Prime minister Rishi Sunak needs to make the UK more self-sufficient and less reliant on imported food, the National Farmers Union (NFU) has warned, saying climate change and the war in Ukraine have made global food imports vulnerable.
Stating that the UK is 61 per cent self-sufficient in all foods, NFU President Minette Batters has called on the prime minister to ensure this does not drop.
Batters said the government needed to give domestic food production the same focus and political emphasis as the environment.
“Our supply chains are too vulnerable. So, the government needs to take an active interest in the UK food chain resilience,” said the NFU leader.
The trade association this week highlighted the huge risks posed to the UK’s food security from worsening threats from wildfires, extreme temperatures and drought that have caused “havoc” across many parts of the world. The threat on food security also comes from geopolitical crisis such as Russia’s invasion of Ukraine and ongoing inflationary pressures facing the economies around the world.

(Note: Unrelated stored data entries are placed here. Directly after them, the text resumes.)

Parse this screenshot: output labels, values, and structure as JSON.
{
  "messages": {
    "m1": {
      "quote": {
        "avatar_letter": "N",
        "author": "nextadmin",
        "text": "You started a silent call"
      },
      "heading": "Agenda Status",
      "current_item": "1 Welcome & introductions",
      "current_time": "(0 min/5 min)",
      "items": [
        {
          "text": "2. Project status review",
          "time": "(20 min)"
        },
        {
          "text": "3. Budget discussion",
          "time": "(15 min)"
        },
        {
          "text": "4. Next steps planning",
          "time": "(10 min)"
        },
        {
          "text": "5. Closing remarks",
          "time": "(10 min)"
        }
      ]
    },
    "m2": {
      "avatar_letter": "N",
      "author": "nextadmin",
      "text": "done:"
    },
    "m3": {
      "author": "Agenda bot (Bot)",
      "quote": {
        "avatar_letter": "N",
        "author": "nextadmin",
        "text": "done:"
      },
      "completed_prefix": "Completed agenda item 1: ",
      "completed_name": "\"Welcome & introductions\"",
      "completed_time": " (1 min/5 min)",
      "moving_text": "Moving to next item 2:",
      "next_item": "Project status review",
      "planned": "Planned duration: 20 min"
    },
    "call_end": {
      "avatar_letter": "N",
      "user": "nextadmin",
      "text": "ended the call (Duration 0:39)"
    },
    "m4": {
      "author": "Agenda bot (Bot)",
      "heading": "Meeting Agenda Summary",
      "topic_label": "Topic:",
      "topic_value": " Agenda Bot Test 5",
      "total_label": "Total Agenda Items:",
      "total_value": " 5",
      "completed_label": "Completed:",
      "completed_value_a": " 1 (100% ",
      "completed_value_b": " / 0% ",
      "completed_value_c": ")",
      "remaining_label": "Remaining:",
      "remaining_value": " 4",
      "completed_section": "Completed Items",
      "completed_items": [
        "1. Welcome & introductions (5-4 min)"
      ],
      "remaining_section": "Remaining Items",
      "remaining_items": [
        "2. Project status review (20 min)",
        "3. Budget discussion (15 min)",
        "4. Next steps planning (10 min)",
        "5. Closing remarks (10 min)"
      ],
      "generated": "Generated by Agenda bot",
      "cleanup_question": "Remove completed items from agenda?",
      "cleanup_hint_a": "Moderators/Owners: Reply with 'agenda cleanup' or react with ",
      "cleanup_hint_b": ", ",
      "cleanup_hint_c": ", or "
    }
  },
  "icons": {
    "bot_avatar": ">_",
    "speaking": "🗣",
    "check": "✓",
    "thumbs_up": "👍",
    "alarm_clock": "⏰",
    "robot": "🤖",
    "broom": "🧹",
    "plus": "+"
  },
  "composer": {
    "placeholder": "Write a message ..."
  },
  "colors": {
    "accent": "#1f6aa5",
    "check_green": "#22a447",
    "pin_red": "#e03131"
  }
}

“Climate change is wreaking havoc on food production across the world, with farmers in Southern Europe literally fighting fires while farmers here are despairing as they now must spend thousands of pounds to dry sodden grain. “At the same time, the conflict in Ukraine is putting pressure on the global grain market.”
According to the NFU, UK would run out of food by August if the country only had access to home-grown produce since the start of year. Baters said this highlights the need for the UK to be able produce more of its own food at home.
“It is clear that our food supply chains need to be better prepared and more resilient to dealing with global shocks and the extremes of weather that are fast becoming the norm,” said Batters. “Now is the time to build ensure policies are in place to support the production of quality, climate friendly, home-grown food. This government has statutory targets for the environment and ministers need now to give the same status to our food production.”
UK self-sufficiency reached a post-war high in 1984, when 78 per cent of produce was home grown. It has declined steadily since then.
However, the government said the UK is largely self-sufficient in wheat, most meats and eggs. More than 50 per cent of the vegetables the country eats are gown on UK farms – but only 16 per cent of fruit, BBC reported.
“In our Food Strategy last year we set a clear target to at least maintain production at current levels, and our new farming schemes invest in the foundations of food security – from healthy soil to abundant pollinators,” Farming minister Mark Spencer said.